The market-clearing price thus includes the additional cost of
dispatching power that is more expensive but which can be
transmitted to where it is needed. Market Rule 1 also
authorized the use of Reliability-Must-Run (RMR)
agreements to prevent high-cost generators from shutting
down for lack of profitability. An RMR agreement entitles the
generator to recover a full cost-of-service rate rather than the
rate it could obtain on the market. In turn, the generator must
offer all of its capacity into the energy markets at a
predetermined price representing actual marginal cost, and
any revenue from these market sales directly reduces the cost-
based payments made under the RMR agreement. RMR
agreements are available only to those generators that are
unable to supply their needed electricity without the cost-of-
service compensation of the agreements.
Market Rule 1 is a temporary and imperfect solution to
particular problems in the New England electricity market. By
ensuring the availability of sufficient power to meet demand,
Market Rule 1 meets a primary goal of system reliability.
That it does so by interfering with the efficient operation of a
5
purely competitive market is a problem. Recognizing that,
FERC encouraged ISO-NE to develop a new market structure
for New England to achieve the benefits of Market Rule 1
without the drawbacks. After extensive proceedings,
including a settlement agreement between ISO-NE and more
than one hundred interested parties, FERC approved a plan
for a new Forward Capacity Market. See Me. Pub. Utils.
Comm’n v. FERC, 520 F.3d 464 (D.C. Cir. 2008) (affirming
FERC’s approval order). Under the new scheme, ISO-NE will
hold annual capacity auctions three years before the capacity
is needed. The advance time will allow potential new
generators to compete in the auctions and plan for market
entry. The Forward Capacity Market will also continue
locational marginal pricing through separate auctions held in
“capacity zones” that are designated based on relative
transmission constraint.
Because of the three-year lead time, the Forward
Capacity Market will not take effect until June 1, 2010. In the
meantime, FERC has approved several interim measures to
ensure reliability of the electricity system in New England as
a whole and Connecticut specifically. It approved temporary
transition payments to New England generators between
2006, when the Forward Capacity Market was finalized, and
2010, when it will take effect. Additionally, FERC approved
more RMR agreements than anticipated under Market Rule 1.

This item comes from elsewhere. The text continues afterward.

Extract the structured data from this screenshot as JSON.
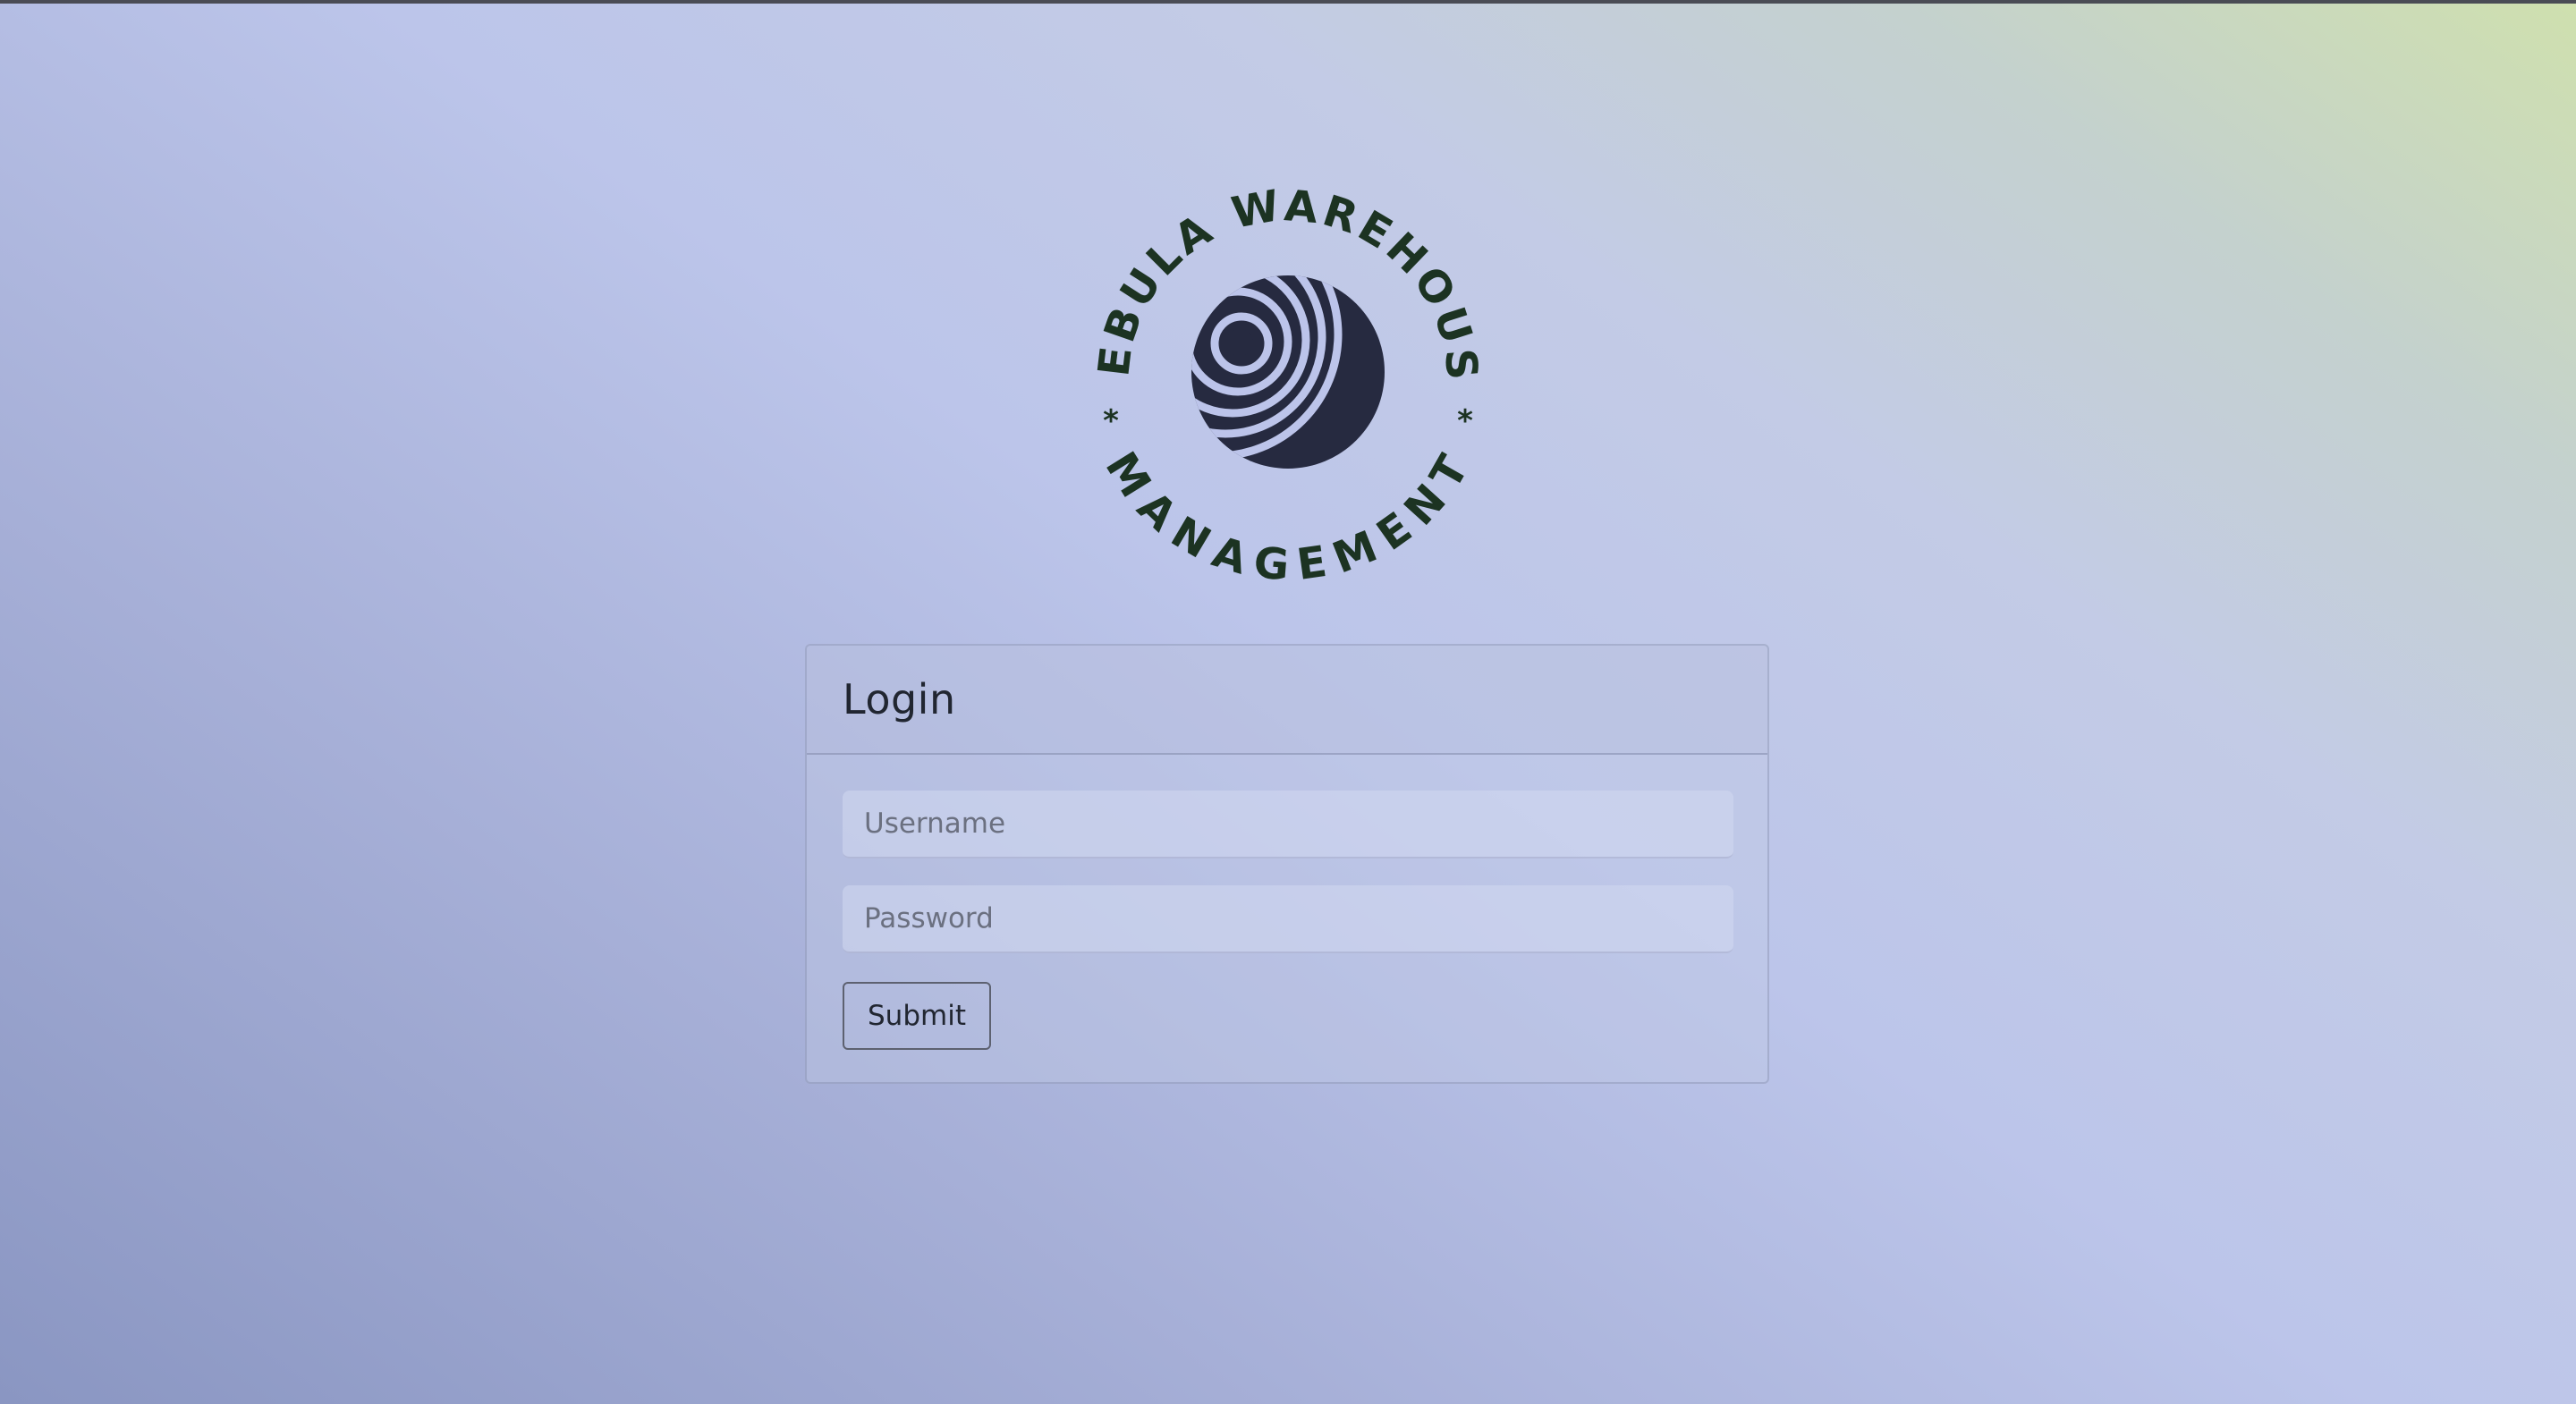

This proliferation of RMR agreements was prompted by ISO-
NE’s determination in 2003 that all electric generation in
Connecticut is necessary for reliability—meaning all
Connecticut generators satisfy the first half of the RMR
eligibility test. Finally, FERC authorized the use of Peaking
Unit Safe Harbor (PUSH) bidding. PUSH bidding allows
generators in constrained areas that are operating at only 10%
of their capacity to offer supply into the markets at a higher
price than they otherwise could under prevailing market rules.
6
PUSH-eligible units tend to be those that only go into
operation during peak demand periods, and PUSH bidding
was supposed to enable them to earn sufficient revenue from
those periods to stay in the market. In January 2007, however,
FERC eliminated PUSH bidding, finding that it had not
worked as anticipated.
B.
These interim strategies did not meet with universal
support. On September 12, 2005, Connecticut Attorney
General Richard Blumenthal and other interested entities1
filed a complaint against ISO-NE with FERC. The complaint
charged that FERC’s changes to the electricity market
structure in Connecticut violate the requirement of the Federal
Power Act that all rates for the sale of electric energy, and all
rules and regulations affecting those rates, “shall be just and
reasonable,” 16 U.S.C. § 824e(a) (2006). The complainants
argued that what they termed the “hybrid” market—under
which some generators are compensated through RMR
agreements, others receive market rates, and still others (at the
time) operated under PUSH bidding rules—inherently
produces unjust and unreasonable rates.
The complainants’ theory was that high-cost generators,
which generally earn lower revenues in the market because
they cannot match the lower bid prices of more efficient
generators, were opting out of the market and into RMR
agreements that guaranteed they would recoup their costs.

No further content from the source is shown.